Em contrapartida, no Profilo autobiográfico Svevo afirma que A consciência de Zeno, publicada e 1923, nascera em uma época em que ele estava livre de compromissos, já que, em razão da guerra, a fábrica havia fechado e o quarteto em que tocava violino não se reunia mais.
O romance teria sido escrito em um “momento de inspiração forte e arrebatadora” e foi incentivado por James Joyce, que era seu professor particular de inglês em Trieste e o animou na retomada da escrita literária.Em uma carta de James Joyce à Italo Svevo em 30 de janeiro de 1924 lemos os comentários sobre a leitura da Consciência de Zeno:
"Por agora há duas coisas que me interessam. O tema : nunca tinha pensado que fumar pudesse dominar uma pessoa desta maneira. Segundo : o tratamento do tempo no romance "
- Em fevereiro de 1926, graças à influência de James Joyce, havia sido publicado um número especial da revista de Adrienne Monnier, Le Navire d'Argent, inteiramente dedicado a Italo Svevo.
- Um episódio narrado pelo próprio Svevo no ensaio “Soggiorno Londinese” é exemplar dessa relação íntima que o autor identifica entre a literatura e sua própria personalidade.
"Eu passava as noites lendo alguns jornais de Londres, especialmente os crimes e os processos, a matéria bruta para a minha cara literatura que assim me perseguia. Lembro-me que em 1903 foi assassinada em um trem na estação Clapham Function, não distante do meu bairro, a senhorita Moncy, cujo cadáver foi encontrado em uma galeria. Nunca se descobriu o assassino. Começou uma investigação febril de toda a vida da pobre moça e de todos os seus conhecidos dos lugares onde ela havia estado e por onde havia passado. Vivi inteiramente aquela caça e sentia a ansiedade ora do detetive, ora do assassino. Um dia anunciava-se a descoberta de uma pista, depois uma outra, depois tudo era anulado e tomava-se um caminho diferente para recomeçar a investigação.
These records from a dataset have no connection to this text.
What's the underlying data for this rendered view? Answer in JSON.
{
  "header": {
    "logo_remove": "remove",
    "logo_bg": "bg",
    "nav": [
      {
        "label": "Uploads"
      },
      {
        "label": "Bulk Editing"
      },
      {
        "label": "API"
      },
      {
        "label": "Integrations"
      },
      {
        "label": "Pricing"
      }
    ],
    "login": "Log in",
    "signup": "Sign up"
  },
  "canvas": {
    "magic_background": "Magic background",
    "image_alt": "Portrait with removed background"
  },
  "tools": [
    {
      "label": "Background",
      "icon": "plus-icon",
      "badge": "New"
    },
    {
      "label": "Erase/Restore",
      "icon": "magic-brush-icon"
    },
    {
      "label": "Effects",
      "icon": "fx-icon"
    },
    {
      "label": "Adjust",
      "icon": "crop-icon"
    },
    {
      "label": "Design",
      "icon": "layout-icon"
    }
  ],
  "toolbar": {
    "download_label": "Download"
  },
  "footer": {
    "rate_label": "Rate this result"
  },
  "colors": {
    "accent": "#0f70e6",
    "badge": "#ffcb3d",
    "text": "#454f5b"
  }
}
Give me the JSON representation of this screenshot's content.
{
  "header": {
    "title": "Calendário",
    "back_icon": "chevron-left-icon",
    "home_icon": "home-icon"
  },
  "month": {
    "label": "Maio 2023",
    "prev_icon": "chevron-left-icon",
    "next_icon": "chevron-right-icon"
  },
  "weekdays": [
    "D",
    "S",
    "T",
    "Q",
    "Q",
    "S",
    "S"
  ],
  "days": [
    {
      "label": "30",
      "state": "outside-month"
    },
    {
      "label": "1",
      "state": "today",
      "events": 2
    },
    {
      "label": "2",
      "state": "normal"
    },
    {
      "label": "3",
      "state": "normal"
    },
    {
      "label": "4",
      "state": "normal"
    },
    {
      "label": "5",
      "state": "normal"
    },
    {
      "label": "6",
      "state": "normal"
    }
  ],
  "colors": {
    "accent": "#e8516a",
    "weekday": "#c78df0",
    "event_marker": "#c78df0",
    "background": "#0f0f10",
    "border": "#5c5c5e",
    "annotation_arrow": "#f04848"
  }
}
Um dia falei do crime com tanta vivacidade a um inglês que ele por pouco não correu à delegacia de polícia mais próxima para me denunciar. Pensei com rancor: Essa bendita literatura. Não quer me abandonar. Vai acabar me conduzindo à forca."
A paixão pela Literatura que faz da realidade uma constante fonte de aprendizagens, ou como diz o escritor "a vida não é nem feia, nem bonita, mas original "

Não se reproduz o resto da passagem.